The required ratio to form DES is 1:7 which was used in DES 3. It took 1hour and 26 minutes to form at 80 ̊ C, and the sample was yellow. DES 4 took 1 hour and 15 minutes to form at 80 ̊ C and was yellow in color. DES 5 formed a yellow sample and took 1 hour and 10 minutes to form, at 80 ̊ C. DES 6 took 59 minutes to form, and was yellow in color. It can be observed that samples took a shorter time to form with less ethylene glycol used.

  • Viscosity

There are very limited experiments on ILs viscosity as a function of temperature (Kareem et al. 4634). Establishing a viscosity database, which is reliable, is vital. This is because of the design of equipment and calculations of fluid flow. The amount of energy required to process the fluids can be greatly reduced by establishing the effect of temperature on the viscosity of the fluids (Hayyan et al. 74).
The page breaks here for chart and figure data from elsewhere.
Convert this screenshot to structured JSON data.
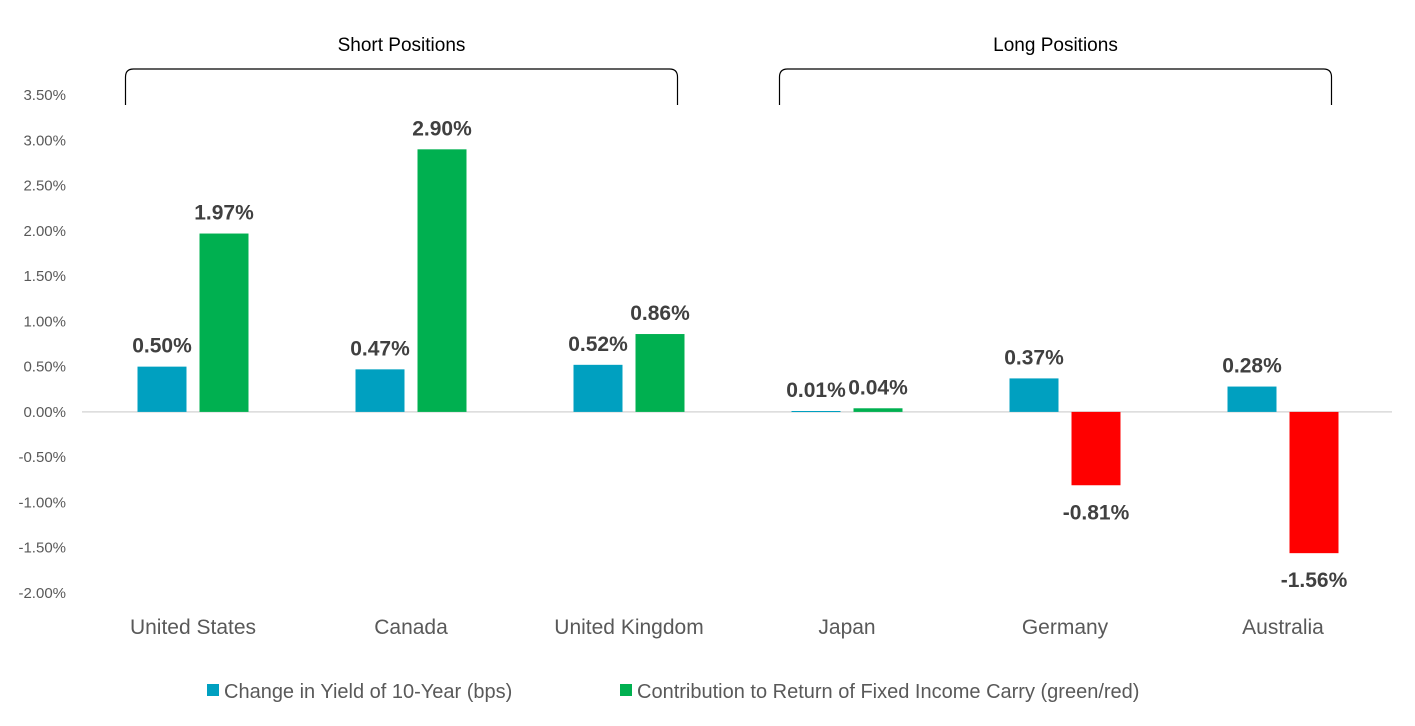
{
  "chart_data": {
    "type": "bar",
    "title": "",
    "xlabel": "",
    "ylabel": "",
    "categories": [
      "United States",
      "Canada",
      "United Kingdom",
      "Japan",
      "Germany",
      "Australia"
    ],
    "series": [
      {
        "name": "Change in Yield of 10-Year (bps)",
        "values": [
          0.5,
          0.47,
          0.52,
          0.01,
          0.37,
          0.28
        ],
        "labels": [
          "0.50%",
          "0.47%",
          "0.52%",
          "0.01%",
          "0.37%",
          "0.28%"
        ],
        "color": "#00A0C0"
      },
      {
        "name": "Contribution to Return of Fixed Income Carry (green/red)",
        "values": [
          1.97,
          2.9,
          0.86,
          0.04,
          -0.81,
          -1.56
        ],
        "labels": [
          "1.97%",
          "2.90%",
          "0.86%",
          "0.04%",
          "-0.81%",
          "-1.56%"
        ],
        "color_positive": "#00B050",
        "color_negative": "#FF0000"
      }
    ],
    "ylim": [
      -2.0,
      3.5
    ],
    "y_ticks": [
      3.5,
      3.0,
      2.5,
      2.0,
      1.5,
      1.0,
      0.5,
      0.0,
      -0.5,
      -1.0,
      -1.5,
      -2.0
    ],
    "y_tick_labels": [
      "3.50%",
      "3.00%",
      "2.50%",
      "2.00%",
      "1.50%",
      "1.00%",
      "0.50%",
      "0.00%",
      "-0.50%",
      "-1.00%",
      "-1.50%",
      "-2.00%"
    ],
    "grid": false,
    "legend_position": "bottom",
    "groups": [
      {
        "label": "Short Positions",
        "categories": [
          "United States",
          "Canada",
          "United Kingdom"
        ]
      },
      {
        "label": "Long Positions",
        "categories": [
          "Japan",
          "Germany",
          "Australia"
        ]
      }
    ]
  }
}
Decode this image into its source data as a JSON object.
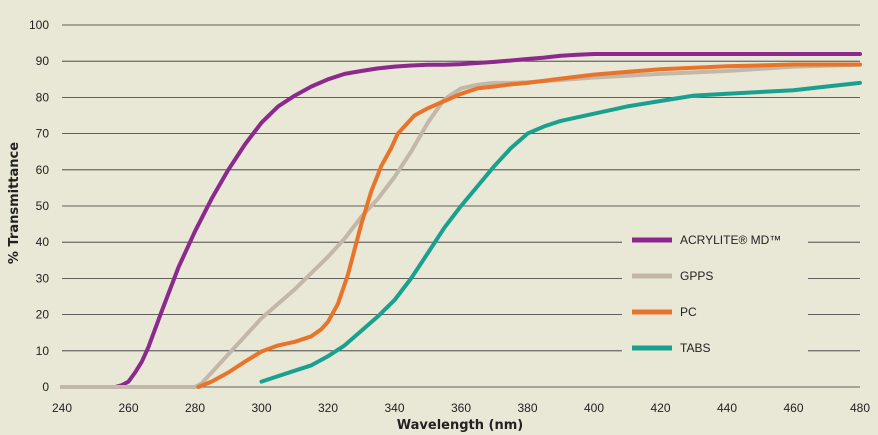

The viscosity of the DES decreases with increasing temperature. This is shown in Fig. 1

Fig.1. Viscosity of DESs as function of temperature

DES 6 had the highest viscosity at low temperatures. An increase in temperature resulted to a difference in viscosity of the four samples. At 70 ̊C, the samples had the same viscosity.

The results obtained from the experiment show a clear relationship between the salt to the HBD molar ratio. The viscosity values dropped as the molar amount of HBD was increased. More ethylene glycol used results to a DES that has a viscosity value almost equal to that of pure ethylene glycol.

Conclusion

Deep Eutectic Solvents have become increasingly important in the chemical and scientific industries. The above experiment was conducted to form a DES using different compounds, which are potassium carbonate and ethylene glycol. Throughout the experiment, it was observed that the more ethylene glycol used, the more the DES formed at a shorter time, and the lower the viscosity values. It is important to establish the effect of temperature on the viscosity of fluids. Fluids that have lower viscosity values heat up faster than those with higher values do. Therefore, it was established that synthesizing a DES with a low viscosity would be economical, as the energy costs in production would be greatly reduced. The purpose of this experiment was to produce a DES that is a green alternative and economical. The properties of the DES produced in the experiment make it very efficient for industrial use. This is because of its low volatility, low viscosity and hence, can perform some industrial functions such as gas absorption and liquid-liquid extraction. Therefore, this experiment was successful as it was established that using more ethylene glycol in the production of DES would produce a less viscous DES, which is ideal for industrial use.

Works Cited

Earle, Martyn J., and Kenneth R. Seddon. ‘Ionic Liquids. Green Solvents for the Future’. Pure and Applied Chemistry 72.7 (2000): n. pag. Web.

Hayyan, Adeeb et al. ‘Fruit Sugar-Based Deep Eutectic Solvents and Their Physical Properties’. Thermochimica Acta 541 (2012): 70-75. Web.

Kareem, Mukhtar A. et al. ‘Phosphonium-Based Ionic Liquids Analogues and Their Physical Properties’. Journal of Chemical & Engineering Data 55.11 (2010): 4632-4637. Web.